Documentation |
The sections that follow compare implementations of lookup tables that use breakpoints whose spacing is uneven, even, and power of two. The comparison focuses on:
Execution speed of commands
Rounding error during interpolation
The amount of read-only memory (ROM) for data
The amount of ROM for commands
This comparison is valid only when the breakpoints are not tunable. If the breakpoints are tunable in the generated code, all three cases generate the same code. For a summary of the effects of breakpoint spacing on execution speed, error, and memory usage, see Summary of the Effects of Breakpoint Spacing.

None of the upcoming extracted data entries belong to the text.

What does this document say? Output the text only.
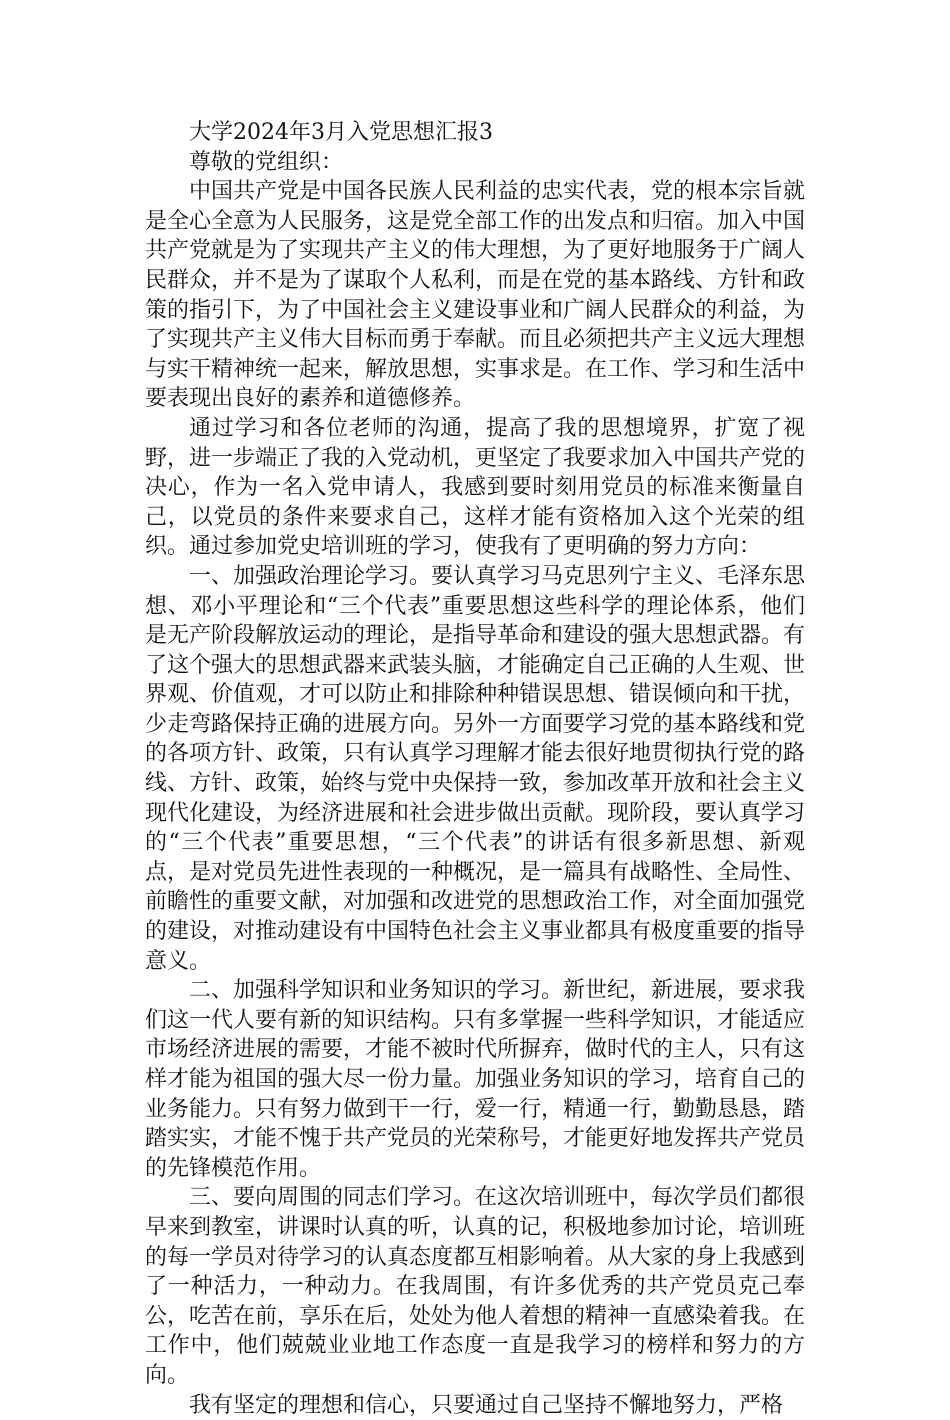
大学2024年3月入党思想汇报3

尊敬的党组织：

中国共产党是中国各民族人民利益的忠实代表，党的根本宗旨就是全心全意为人民服务，这是党全部工作的出发点和归宿。加入中国共产党就是为了实现共产主义的伟大理想，为了更好地服务于广阔人民群众，并不是为了谋取个人私利，而是在党的基本路线、方针和政策的指引下，为了中国社会主义建设事业和广阔人民群众的利益，为了实现共产主义伟大目标而勇于奉献。而且必须把共产主义远大理想与实干精神统一起来，解放思想，实事求是。在工作、学习和生活中要表现出良好的素养和道德修养。

通过学习和各位老师的沟通，提高了我的思想境界，扩宽了视野，进一步端正了我的入党动机，更坚定了我要求加入中国共产党的决心，作为一名入党申请人，我感到要时刻用党员的标准来衡量自己，以党员的条件来要求自己，这样才能有资格加入这个光荣的组织。通过参加党史培训班的学习，使我有了更明确的努力方向：

一、加强政治理论学习。要认真学习马克思列宁主义、毛泽东思想、邓小平理论和“三个代表”重要思想这些科学的理论体系，他们是无产阶段解放运动的理论，是指导革命和建设的强大思想武器。有了这个强大的思想武器来武装头脑，才能确定自己正确的人生观、世界观、价值观，才可以防止和排除种种错误思想、错误倾向和干扰，少走弯路保持正确的进展方向。另外一方面要学习党的基本路线和党的各项方针、政策，只有认真学习理解才能去很好地贯彻执行党的路线、方针、政策，始终与党中央保持一致，参加改革开放和社会主义现代化建设，为经济进展和社会进步做出贡献。现阶段，要认真学习的“三个代表”重要思想，“三个代表”的讲话有很多新思想、新观点，是对党员先进性表现的一种概况，是一篇具有战略性、全局性、前瞻性的重要文献，对加强和改进党的思想政治工作，对全面加强党的建设，对推动建设有中国特色社会主义事业都具有极度重要的指导意义。

二、加强科学知识和业务知识的学习。新世纪，新进展，要求我们这一代人要有新的知识结构。只有多掌握一些科学知识，才能适应市场经济进展的需要，才能不被时代所摒弃，做时代的主人，只有这样才能为祖国的强大尽一份力量。加强业务知识的学习，培育自己的业务能力。只有努力做到干一行，爱一行，精通一行，勤勤恳恳，踏踏实实，才能不愧于共产党员的光荣称号，才能更好地发挥共产党员的先锋模范作用。

三、要向周围的同志们学习。在这次培训班中，每次学员们都很早来到教室，讲课时认真的听，认真的记，积极地参加讨论，培训班的每一学员对待学习的认真态度都互相影响着。从大家的身上我感到了一种活力，一种动力。在我周围，有许多优秀的共产党员克己奉公，吃苦在前，享乐在后，处处为他人着想的精神一直感染着我。在工作中，他们兢兢业业地工作态度一直是我学习的榜样和努力的方向。

我有坚定的理想和信心，只要通过自己坚持不懈地努力，严格
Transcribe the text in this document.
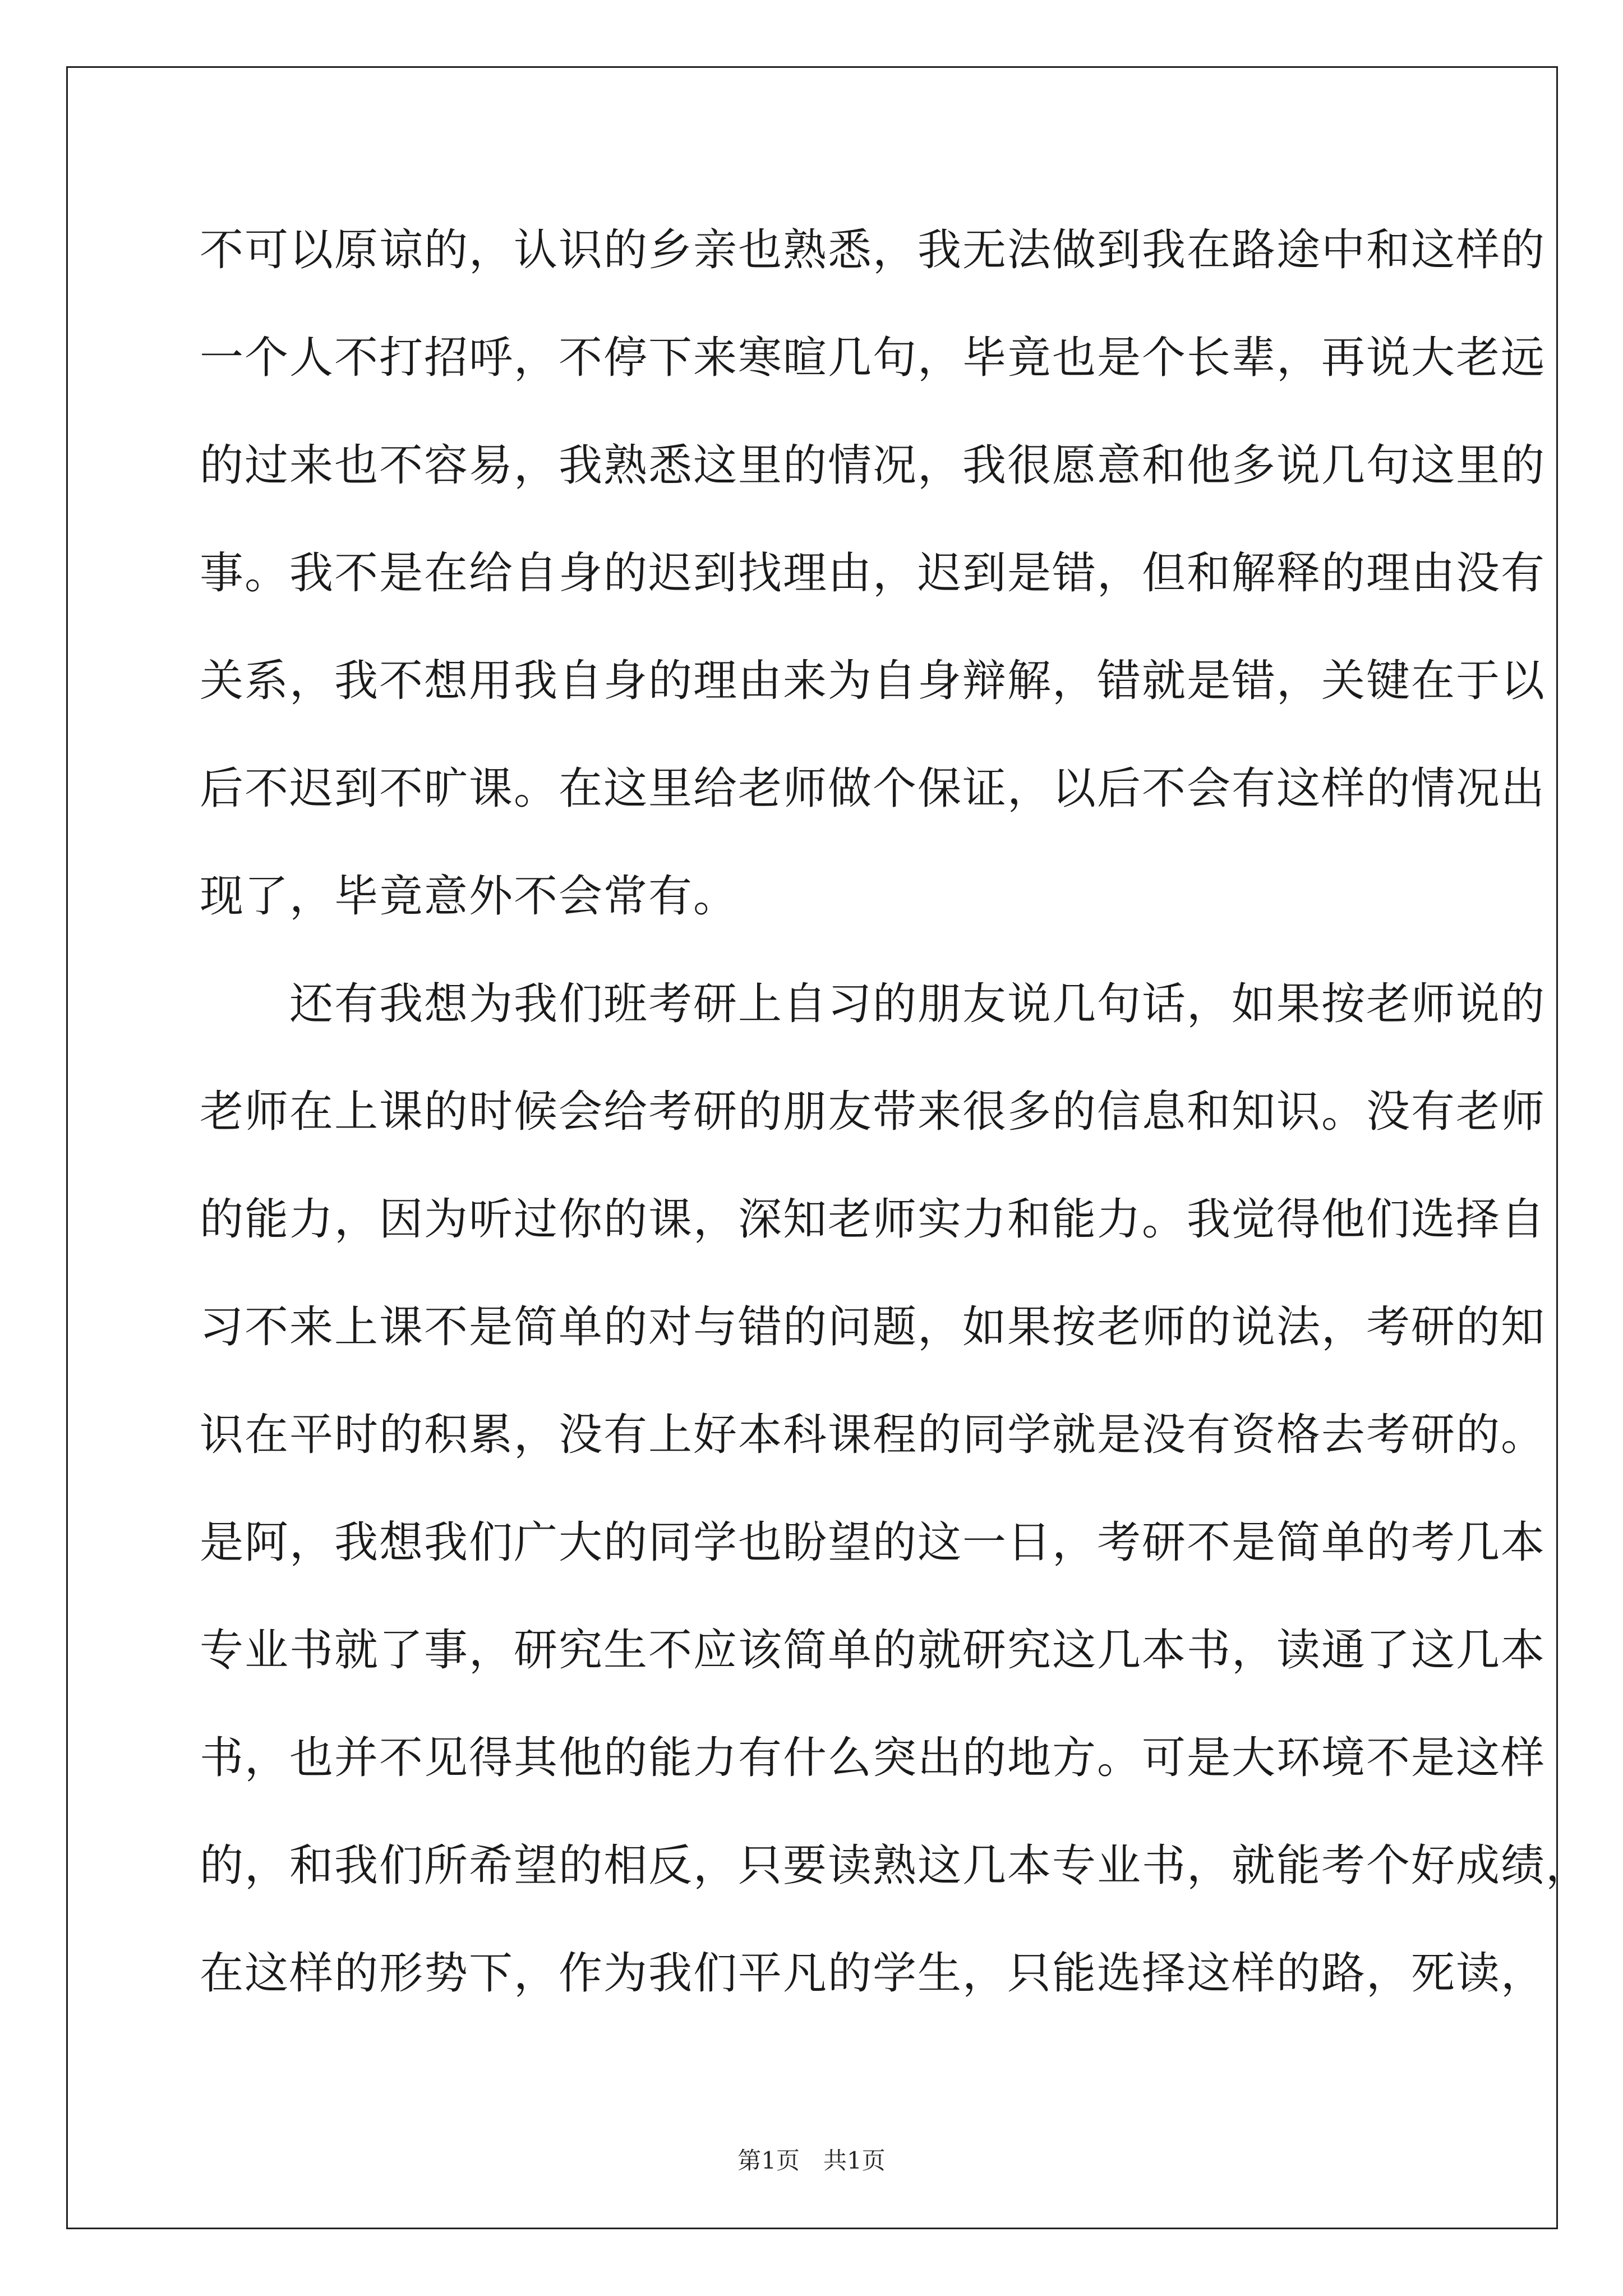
不可以原谅的，认识的乡亲也熟悉，我无法做到我在路途中和这样的
一个人不打招呼，不停下来寒暄几句，毕竟也是个长辈，再说大老远
的过来也不容易，我熟悉这里的情况，我很愿意和他多说几句这里的
事。我不是在给自身的迟到找理由，迟到是错，但和解释的理由没有
关系，我不想用我自身的理由来为自身辩解，错就是错，关键在于以
后不迟到不旷课。在这里给老师做个保证，以后不会有这样的情况出
现了，毕竟意外不会常有。
　　还有我想为我们班考研上自习的朋友说几句话，如果按老师说的
老师在上课的时候会给考研的朋友带来很多的信息和知识。没有老师
的能力，因为听过你的课，深知老师实力和能力。我觉得他们选择自
习不来上课不是简单的对与错的问题，如果按老师的说法，考研的知
识在平时的积累，没有上好本科课程的同学就是没有资格去考研的。
是阿，我想我们广大的同学也盼望的这一日，考研不是简单的考几本
专业书就了事，研究生不应该简单的就研究这几本书，读通了这几本
书，也并不见得其他的能力有什么突出的地方。可是大环境不是这样
的，和我们所希望的相反，只要读熟这几本专业书，就能考个好成绩，
在这样的形势下，作为我们平凡的学生，只能选择这样的路，死读，
第1页　共1页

This comparison uses the model fxpdemo_approx_sin. Three fixed-point lookup tables appear in this model. All three tables approximate the function sin(2*pi*u) over the first quadrant and achieve a worst-case error of less than 2^-8. However, they have different restrictions on their breakpoint spacing.
You can use the model fxpdemo_approx, which fxpdemo_approx_sin opens, to generate Simulink^{®} Coder™ code (Simulink Coder software license required). The sections that follow present several segments of generated code to emphasize key differences.
To open the model, type at the MATLAB^{®} prompt:
fxpdemo_approx_sin
This section looks at the data ROM required by each of the three spacing options.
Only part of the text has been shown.